As if the recent NWSL trading spree hasn’t been enough to keep track of — Krashlyn off to New York, Julie Ertz to LA and now Alex Morgan going to San Diego — two major financial news stories dropped for the U.S. women’s national team on Monday. First, the U.S. Soccer Federation announced it will no longer pay the NWSL salaries for USWNT players. Second, the USWNT filed its final brief in appealing an equal pay ruling from last year.
Let’s start with the USWNT’s NWSL salaries.
For the first nine years of the league’s existence, the U.S. Soccer Federation paid for the NWSL salaries of the 24 primary USWNT players (the Canadian Soccer Association and Mexican Football Federation did the same for up to 16 players). As the USWNTPA works toward a new CBA with U.S. Soccer (and the NWSLPA works toward an inaugural CBA with the NWSL), the USSF announced Monday it will no longer pay the salaries of its NWSL players.
#USWNT players have always been with us, but today, we officially welcome previously allocated players as members of NWSLPA as we continue to work w/ the @USWNTPlayers in our collective fight for #equalpay, #fairpay, & player safety in the NWSL & worldwide.One Team. One Union. https://t.co/isvvVHthOu
— NWSLPA (@nwsl_players) December 13, 2021
The Memorandum of Understanding between the USWNTPA and the USSF ending the allocation system also extended the no-strike/no-lockout agreement under the old CBA until at least March 31. Basically, the two sides agreed to continue to keep talking, and indeed both parties were in conversation on Monday, according to U.S. Soccer.
The USSF made identical CBA proposals to the men’s and women’s national teams in September, but neither the USWNT nor USMNT has agreed to the offers. At the time, the USWNT called the offer a publicity stunt, so it’s clear there’s still a lot of work to do, but it’s positive the sides appear to be working toward an end goal.

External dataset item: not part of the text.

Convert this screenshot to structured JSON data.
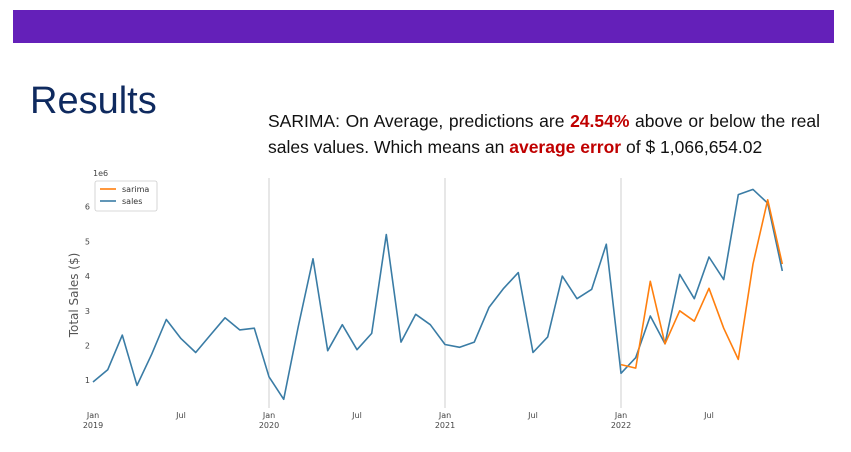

Initially, less money allocated to USWNT players sounds like bad news. However, U.S. Soccer no longer subsidizing NWSL salaries had to happen eventually for the league to become sustainable in the long run. This is all part of the growth process for the NWSL; until 2020, the league was managed by the USSF. Change can be good — if the NWSL finds and retains the right leadership. (Which, as we have seen, has been easier said than done.)

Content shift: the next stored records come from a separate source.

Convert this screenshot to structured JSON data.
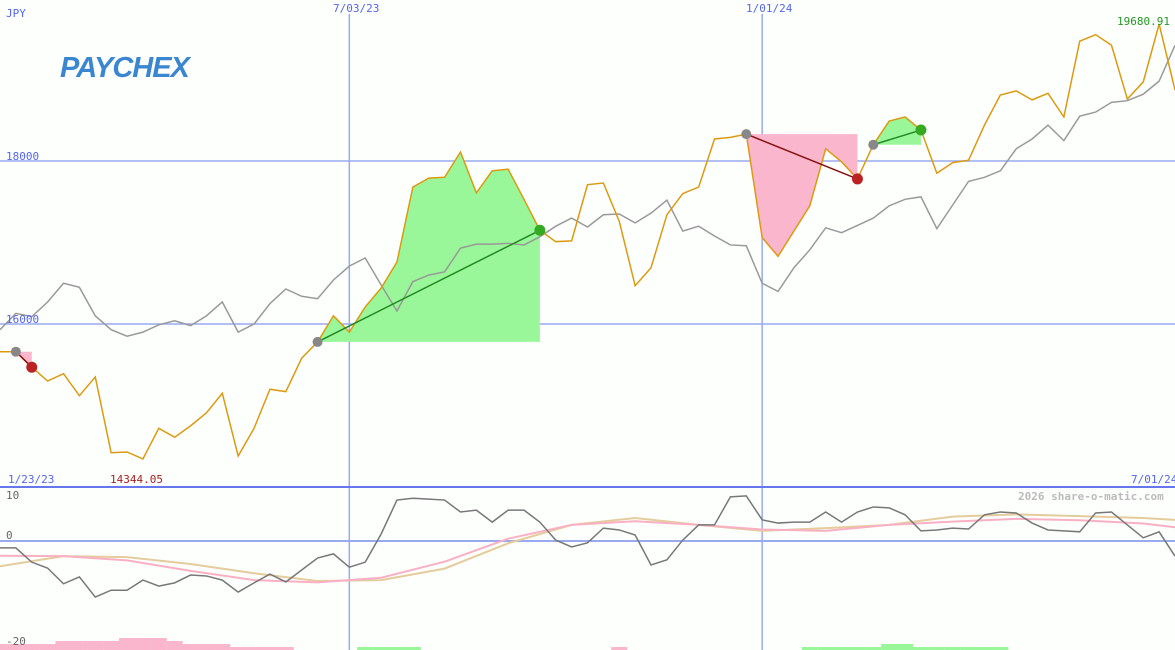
{
  "logo": "PAYCHEX",
  "currency": "JPY",
  "watermark": "2026 share-o-matic.com",
  "colors": {
    "price": "#dd9911",
    "benchmark": "#999999",
    "grid": "#99aaee",
    "axis": "#6677ee",
    "win": "#99f799",
    "loss": "#f9b6cc",
    "win_dot": "#33aa22",
    "loss_dot": "#bb2222",
    "osc": "#777777",
    "osc_fast": "#f9b0c4",
    "osc_slow": "#e4cc9c"
  },
  "chart_data": [
    {
      "type": "line",
      "title": "",
      "ylabel": "JPY",
      "ylim": [
        14050,
        20050
      ],
      "yticks": [
        {
          "value": 16000,
          "label": "16000"
        },
        {
          "value": 18000,
          "label": "18000"
        }
      ],
      "xticks": [
        {
          "index": 22,
          "label": "7/03/23"
        },
        {
          "index": 48,
          "label": "1/01/24"
        }
      ],
      "start_label": "1/23/23",
      "end_label": "7/01/24",
      "max_label": "19680.91",
      "min_label": "14344.05",
      "min_index": 9,
      "grid": true,
      "series": [
        {
          "key": "price",
          "values": [
            15660,
            15660,
            15470,
            15300,
            15390,
            15120,
            15350,
            14420,
            14430,
            14344,
            14720,
            14610,
            14750,
            14910,
            15150,
            14380,
            14720,
            15200,
            15170,
            15580,
            15780,
            16100,
            15900,
            16210,
            16440,
            16760,
            17680,
            17790,
            17800,
            18110,
            17610,
            17880,
            17900,
            17530,
            17150,
            17010,
            17020,
            17710,
            17730,
            17260,
            16470,
            16690,
            17340,
            17600,
            17680,
            18270,
            18290,
            18330,
            17060,
            16830,
            17140,
            17450,
            18150,
            17990,
            17780,
            18200,
            18490,
            18540,
            18380,
            17850,
            17980,
            18010,
            18440,
            18810,
            18860,
            18750,
            18830,
            18540,
            19470,
            19550,
            19420,
            18760,
            18970,
            19680,
            18870
          ]
        },
        {
          "key": "benchmark",
          "values": [
            15930,
            16130,
            16090,
            16270,
            16500,
            16450,
            16100,
            15930,
            15850,
            15900,
            15990,
            16040,
            15980,
            16100,
            16270,
            15900,
            16000,
            16250,
            16430,
            16340,
            16310,
            16540,
            16710,
            16810,
            16480,
            16160,
            16520,
            16600,
            16640,
            16930,
            16980,
            16980,
            16990,
            16970,
            17070,
            17200,
            17300,
            17190,
            17340,
            17350,
            17240,
            17360,
            17520,
            17140,
            17200,
            17080,
            16970,
            16960,
            16500,
            16400,
            16690,
            16910,
            17180,
            17120,
            17210,
            17300,
            17450,
            17530,
            17560,
            17170,
            17460,
            17750,
            17800,
            17880,
            18150,
            18270,
            18440,
            18250,
            18550,
            18600,
            18720,
            18740,
            18820,
            18980,
            19420
          ]
        }
      ],
      "trades": [
        {
          "entry": 1,
          "exit": 2,
          "result": "loss"
        },
        {
          "entry": 20,
          "exit": 34,
          "result": "win"
        },
        {
          "entry": 47,
          "exit": 54,
          "result": "loss"
        },
        {
          "entry": 55,
          "exit": 58,
          "result": "win"
        }
      ]
    },
    {
      "type": "line",
      "ylim": [
        -21,
        12
      ],
      "yticks": [
        {
          "value": 10,
          "label": "10"
        },
        {
          "value": 0,
          "label": "0"
        },
        {
          "value": -20,
          "label": "-20"
        }
      ],
      "series": [
        {
          "key": "osc",
          "values": [
            -1.5,
            -1.5,
            -4.6,
            -5.9,
            -9.3,
            -7.8,
            -12.2,
            -10.7,
            -10.7,
            -8.5,
            -9.8,
            -9.1,
            -7.4,
            -7.6,
            -8.5,
            -11.1,
            -9.1,
            -7.2,
            -8.9,
            -6.3,
            -3.7,
            -2.8,
            -5.7,
            -4.6,
            1.5,
            8.9,
            9.3,
            9.1,
            8.9,
            6.3,
            6.7,
            4.1,
            6.7,
            6.7,
            4.1,
            0.2,
            -1.3,
            -0.4,
            2.8,
            2.4,
            1.3,
            -5.2,
            -4.1,
            0.2,
            3.5,
            3.5,
            9.6,
            9.8,
            4.6,
            3.9,
            4.1,
            4.1,
            6.3,
            4.1,
            6.3,
            7.4,
            7.2,
            5.7,
            2.2,
            2.4,
            2.8,
            2.6,
            5.7,
            6.3,
            6.1,
            3.9,
            2.4,
            2.2,
            2.0,
            6.1,
            6.3,
            3.5,
            0.7,
            2.0,
            -3.3
          ]
        },
        {
          "key": "osc_fast",
          "x": [
            0,
            4,
            8,
            12,
            16,
            20,
            24,
            28,
            32,
            36,
            40,
            44,
            48,
            52,
            56,
            60,
            64,
            68,
            72,
            74
          ],
          "values": [
            -3.2,
            -3.3,
            -4.2,
            -6.5,
            -8.5,
            -9.0,
            -8.0,
            -4.5,
            0.5,
            3.5,
            4.3,
            3.5,
            2.5,
            2.2,
            3.5,
            4.2,
            4.8,
            4.5,
            3.8,
            3.0
          ]
        },
        {
          "key": "osc_slow",
          "x": [
            0,
            4,
            8,
            12,
            16,
            20,
            24,
            28,
            32,
            36,
            40,
            44,
            48,
            52,
            56,
            60,
            64,
            68,
            72,
            74
          ],
          "values": [
            -5.5,
            -3.3,
            -3.5,
            -5,
            -7,
            -8.7,
            -8.5,
            -6,
            -0.5,
            3.5,
            5,
            3.5,
            2.2,
            2.8,
            3.5,
            5.3,
            5.8,
            5.4,
            5.0,
            4.6
          ]
        }
      ],
      "histogram": [
        -2,
        -2,
        -2,
        -2,
        -3,
        -3,
        -3,
        -3,
        -4,
        -4,
        -4,
        -3,
        -2,
        -2,
        -2,
        -1,
        -1,
        -1,
        -1,
        0,
        0,
        0,
        0,
        1,
        1,
        1,
        1,
        0,
        0,
        0,
        0,
        0,
        0,
        0,
        0,
        0,
        0,
        0,
        0,
        -1,
        0,
        0,
        0,
        0,
        0,
        0,
        0,
        0,
        0,
        0,
        0,
        1,
        1,
        1,
        1,
        1,
        2,
        2,
        1,
        1,
        1,
        1,
        1,
        1,
        0,
        0,
        0,
        0,
        0,
        0,
        0,
        0,
        0,
        0,
        0
      ]
    }
  ]
}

U.S. Soccer Statement on NWSL Allocationhttps://t.co/aMnrtxsJM2— U.S. Soccer (@ussoccer) December 13, 2021
In theory, this change will allow NWSL clubs to pay USWNT players even more money to keep up with European clubs that often can pay higher salaries. Ideally, this could be a great thing for clubs trying to attract name players; who knows, maybe even the Houston Dash will be able to sign some USWNT stars for once (I’m not holding my breath). Plus, USWNT players will have more freedom to choose the league they play in instead feeling like they are pigeonholed into playing in the NWSL, as some players have complained about in the past.

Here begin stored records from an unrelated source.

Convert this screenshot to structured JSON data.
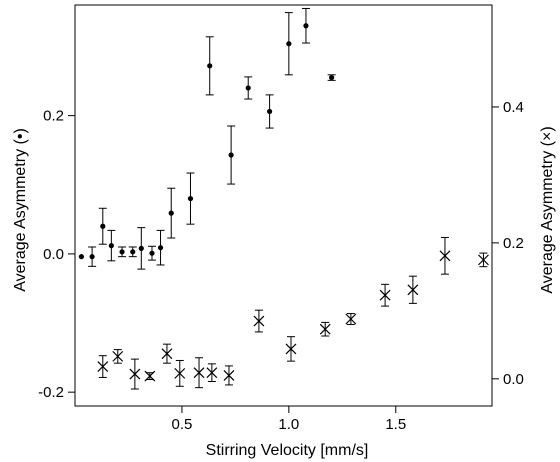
{
  "chart_data": {
    "type": "scatter",
    "xlabel": "Stirring Velocity [mm/s]",
    "ylabel_left": "Average Asymmetry (•)",
    "ylabel_right": "Average Asymmetry (×)",
    "xlim": [
      0.0,
      1.95
    ],
    "ylim_left": [
      -0.22,
      0.36
    ],
    "ylim_right": [
      -0.04,
      0.55
    ],
    "x_ticks": [
      0.5,
      1.0,
      1.5
    ],
    "x_tick_labels": [
      "0.5",
      "1.0",
      "1.5"
    ],
    "y_left_ticks": [
      -0.2,
      0.0,
      0.2
    ],
    "y_left_tick_labels": [
      "-0.2",
      "0.0",
      "0.2"
    ],
    "y_right_ticks": [
      0.0,
      0.2,
      0.4
    ],
    "y_right_tick_labels": [
      "0.0",
      "0.2",
      "0.4"
    ],
    "grid": false,
    "series": [
      {
        "marker": "dot",
        "axis": "left",
        "points": [
          {
            "x": 0.03,
            "y": -0.004,
            "err": 0.0
          },
          {
            "x": 0.08,
            "y": -0.004,
            "err": 0.014
          },
          {
            "x": 0.13,
            "y": 0.04,
            "err": 0.026
          },
          {
            "x": 0.17,
            "y": 0.012,
            "err": 0.022
          },
          {
            "x": 0.22,
            "y": 0.003,
            "err": 0.007
          },
          {
            "x": 0.27,
            "y": 0.003,
            "err": 0.007
          },
          {
            "x": 0.31,
            "y": 0.008,
            "err": 0.03
          },
          {
            "x": 0.36,
            "y": 0.001,
            "err": 0.01
          },
          {
            "x": 0.4,
            "y": 0.009,
            "err": 0.025
          },
          {
            "x": 0.45,
            "y": 0.059,
            "err": 0.036
          },
          {
            "x": 0.54,
            "y": 0.08,
            "err": 0.037
          },
          {
            "x": 0.63,
            "y": 0.272,
            "err": 0.042
          },
          {
            "x": 0.73,
            "y": 0.143,
            "err": 0.042
          },
          {
            "x": 0.81,
            "y": 0.24,
            "err": 0.016
          },
          {
            "x": 0.91,
            "y": 0.206,
            "err": 0.024
          },
          {
            "x": 1.0,
            "y": 0.304,
            "err": 0.045
          },
          {
            "x": 1.08,
            "y": 0.33,
            "err": 0.025
          },
          {
            "x": 1.2,
            "y": 0.255,
            "err": 0.004
          }
        ]
      },
      {
        "marker": "cross",
        "axis": "right",
        "points": [
          {
            "x": 0.13,
            "y": 0.018,
            "err": 0.016
          },
          {
            "x": 0.2,
            "y": 0.033,
            "err": 0.01
          },
          {
            "x": 0.28,
            "y": 0.007,
            "err": 0.022
          },
          {
            "x": 0.35,
            "y": 0.004,
            "err": 0.005
          },
          {
            "x": 0.43,
            "y": 0.037,
            "err": 0.014
          },
          {
            "x": 0.49,
            "y": 0.008,
            "err": 0.019
          },
          {
            "x": 0.58,
            "y": 0.009,
            "err": 0.022
          },
          {
            "x": 0.64,
            "y": 0.009,
            "err": 0.013
          },
          {
            "x": 0.72,
            "y": 0.005,
            "err": 0.014
          },
          {
            "x": 0.86,
            "y": 0.085,
            "err": 0.016
          },
          {
            "x": 1.01,
            "y": 0.044,
            "err": 0.018
          },
          {
            "x": 1.17,
            "y": 0.073,
            "err": 0.01
          },
          {
            "x": 1.29,
            "y": 0.088,
            "err": 0.008
          },
          {
            "x": 1.45,
            "y": 0.123,
            "err": 0.016
          },
          {
            "x": 1.58,
            "y": 0.131,
            "err": 0.02
          },
          {
            "x": 1.73,
            "y": 0.181,
            "err": 0.027
          },
          {
            "x": 1.91,
            "y": 0.175,
            "err": 0.01
          }
        ]
      }
    ]
  }
}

Additionally, it’s unlikely the U.S. Soccer Federation completely stops aiding to the NWSL. U.S. Soccer has to know it can’t afford to allow another women’s league to fail, and I’d be shocked if the federation didn’t find some way to help fund the NWSL, even if it’s just a straight cash injection.
We’ll find out more about what the USWNT NWSL salaries change means once CBAs are worked out for the USWNT and NWSL. Until then, the U.S. women are still fighting for equal pay from the federation.
You may remember back in May of 2020 a Republican-appointed judge threw out the USWNT’s equal pay argument. Judge R. Gary Klausner of the United States District Court for the Central District of California ruled the women couldn’t sue over equal pay because the women made more money, completely ignoring the fact the women had to put in more work, play and win more games and become World Cup champions to make a little more than the men.
Now the USWNT has filed its final brief in appealing the ruling, which will be heard by the Ninth Circuit Court of Appeals.
“The district court held that the women have no claim because they received more total compensation than the men. That is flatly wrong,” the plaintiffs said in Monday’s closing brief. “Total compensation is not the standard under the Equal Pay Act or Title VII. The Equal Pay Act says to compare rates of pay, not total compensation.”
It was surprising to see the women’s equal pay arguments thrown out so unceremoniously last year by saying the women were paid fairly despite having to do much more work. While the issue is more complicated than this, it would be like saying it’s fair to pay a woman $100 for working an entire day while paying a man $95 for working half a day with a long lunch break at a steakhouse paid for by the employer.
The USWNT’s appeal brief was opened five months ago and now goes to the Ninth Circuit Court of Appeals. U.S. Soccer did not comment on the appeal.
There’s a lot going on in the world of women’s soccer in the U.S., with USWNT stars traversing the country in major trades, NWSL salaries no longer being subsidized by the USSF and the USWNT filing an appeal to its equal pay ruling. We’ll find out more where it all lands in the coming months, with the current MOU expiring in March and the 2022 NWSL season set to begin in April.
Information from Reuters was used in this report.